[ISEA2011] Workshop: Jason Freeman – Laptop Orchestra, Collaborative Improvisation, and Real-time Music Notation

Workshop Statement

This workshop explores collaborative improvisation within the context of a laptop orchestra, using a simple textual performance environment titled LOLC. Participants will learn to use LOLC to create, manipulate, share, and transform short rhythmic musical gestures based on concrete sounds, and they will rehearse and perform as a laptop ensemble, collectively improvising an exciting musical performance on-the-fly with those gestures and sounds. The workshop will also use LOLC as a platform for exploring real-time music notation: creating, manipulating, sharing, and transforming music notation fragments using the same text-based laptop improvisation techniques. Members of the ensemble will assume the roles of both laptop musicians and instrumental performers, with the instrumentalists sight-reading the notation generated by the laptop musicians as it is rendered on digital displays. This workshop is open to instrumental musicians, computer musicians, composers, and performers. There are no specific prerequisite technical skills. Participants must bring their own laptop computer (either Mac or Windows). We also encourage them to bring their own musical instrument.
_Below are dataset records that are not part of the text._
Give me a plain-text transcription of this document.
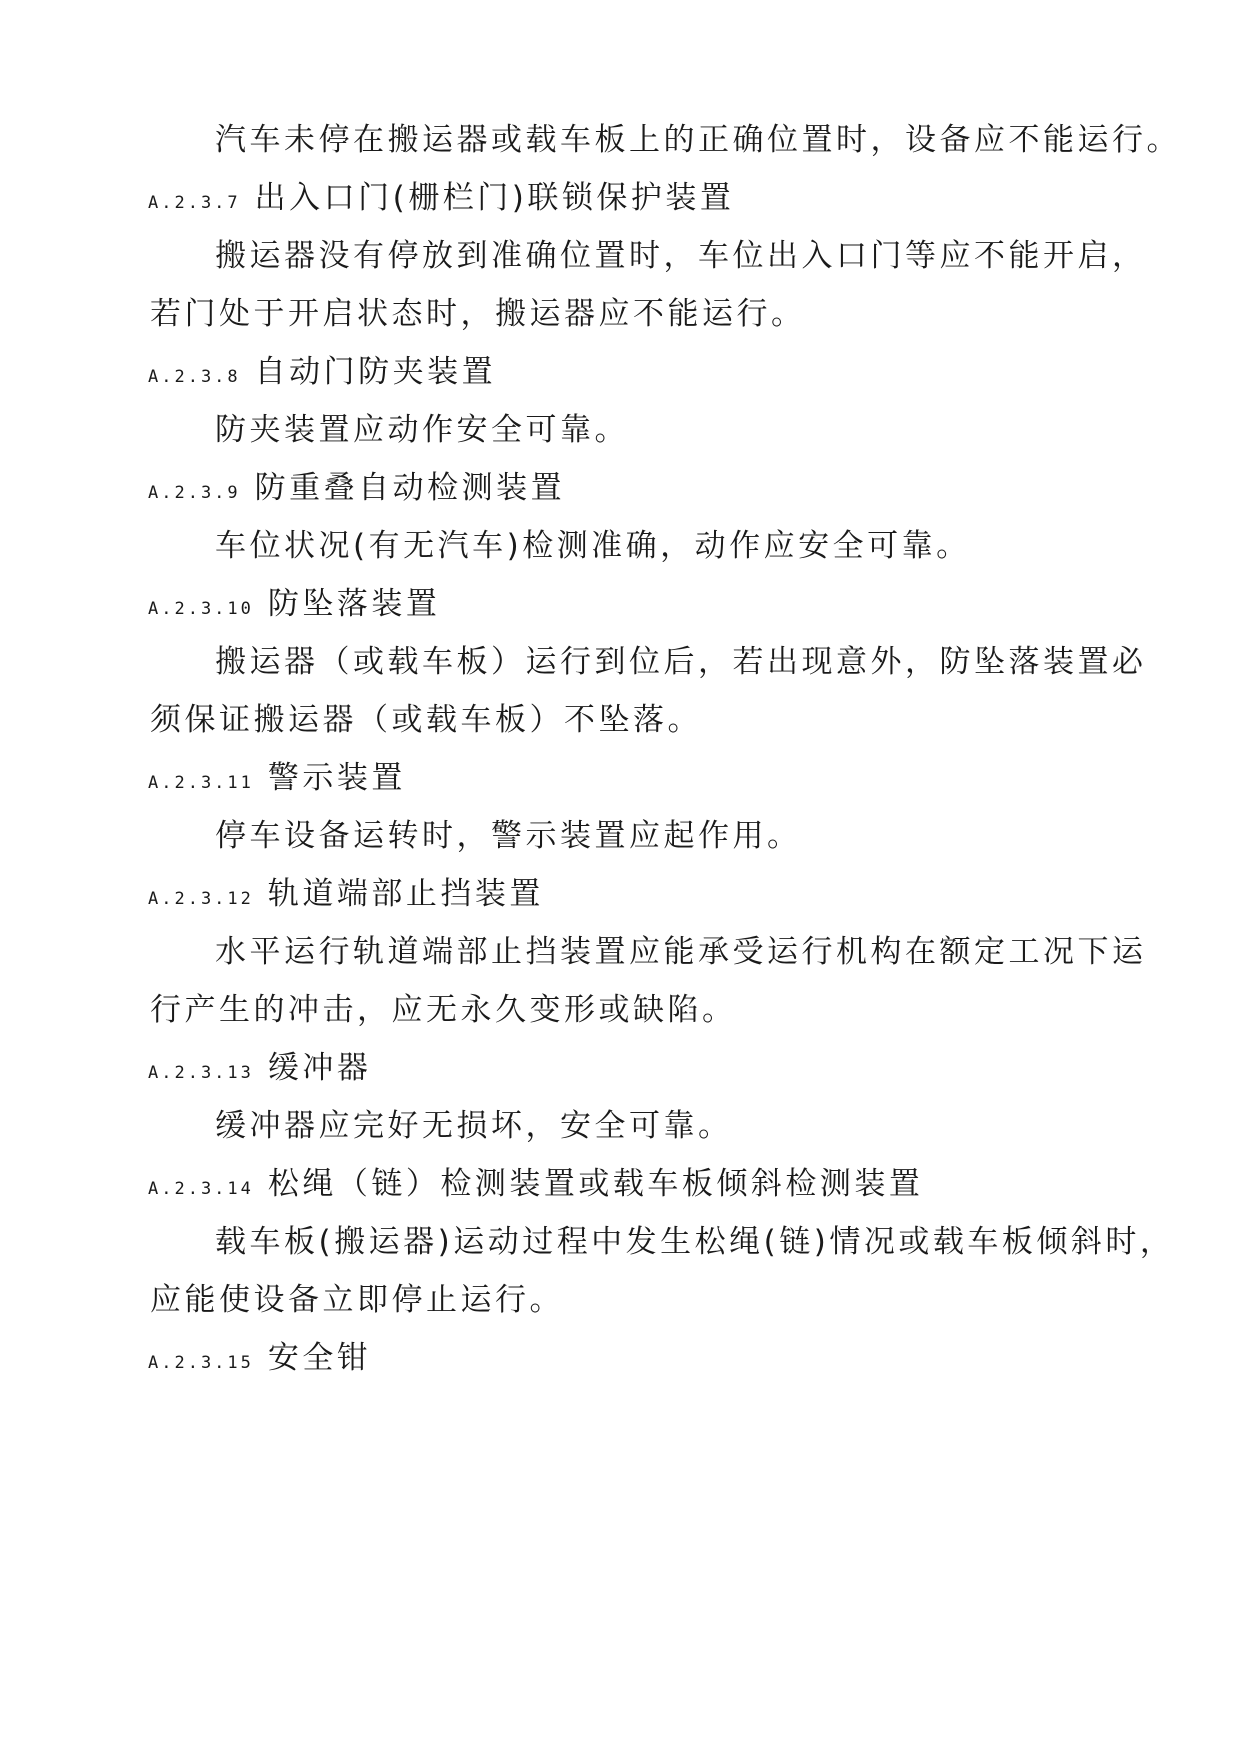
汽车未停在搬运器或载车板上的正确位置时，设备应不能运行。
A.2.3.7 出入口门(栅栏门)联锁保护装置
搬运器没有停放到准确位置时，车位出入口门等应不能开启，
若门处于开启状态时，搬运器应不能运行。
A.2.3.8 自动门防夹装置
防夹装置应动作安全可靠。
A.2.3.9 防重叠自动检测装置
车位状况(有无汽车)检测准确，动作应安全可靠。
A.2.3.10 防坠落装置
搬运器（或载车板）运行到位后，若出现意外，防坠落装置必
须保证搬运器（或载车板）不坠落。
A.2.3.11 警示装置
停车设备运转时，警示装置应起作用。
A.2.3.12 轨道端部止挡装置
水平运行轨道端部止挡装置应能承受运行机构在额定工况下运
行产生的冲击，应无永久变形或缺陷。
A.2.3.13 缓冲器
缓冲器应完好无损坏，安全可靠。
A.2.3.14 松绳（链）检测装置或载车板倾斜检测装置
载车板(搬运器)运动过程中发生松绳(链)情况或载车板倾斜时，
应能使设备立即停止运行。
A.2.3.15 安全钳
  • Jason Freeman‘s work breaks down conventional barriers between composers, performers and listeners, using cutting-edge technology and unconventional notation to turn audiences and musicians into compositional collaborators. His music has been performed by groups such as the American Composers Orchestra and the Rova Saxophone Quartet and featured in the New York Times and on National Public Radio. Freeman studied at Yale University and Columbia University. He is currently an Assistant Professor in the School of Music at Georgia Tech in Atlanta, US.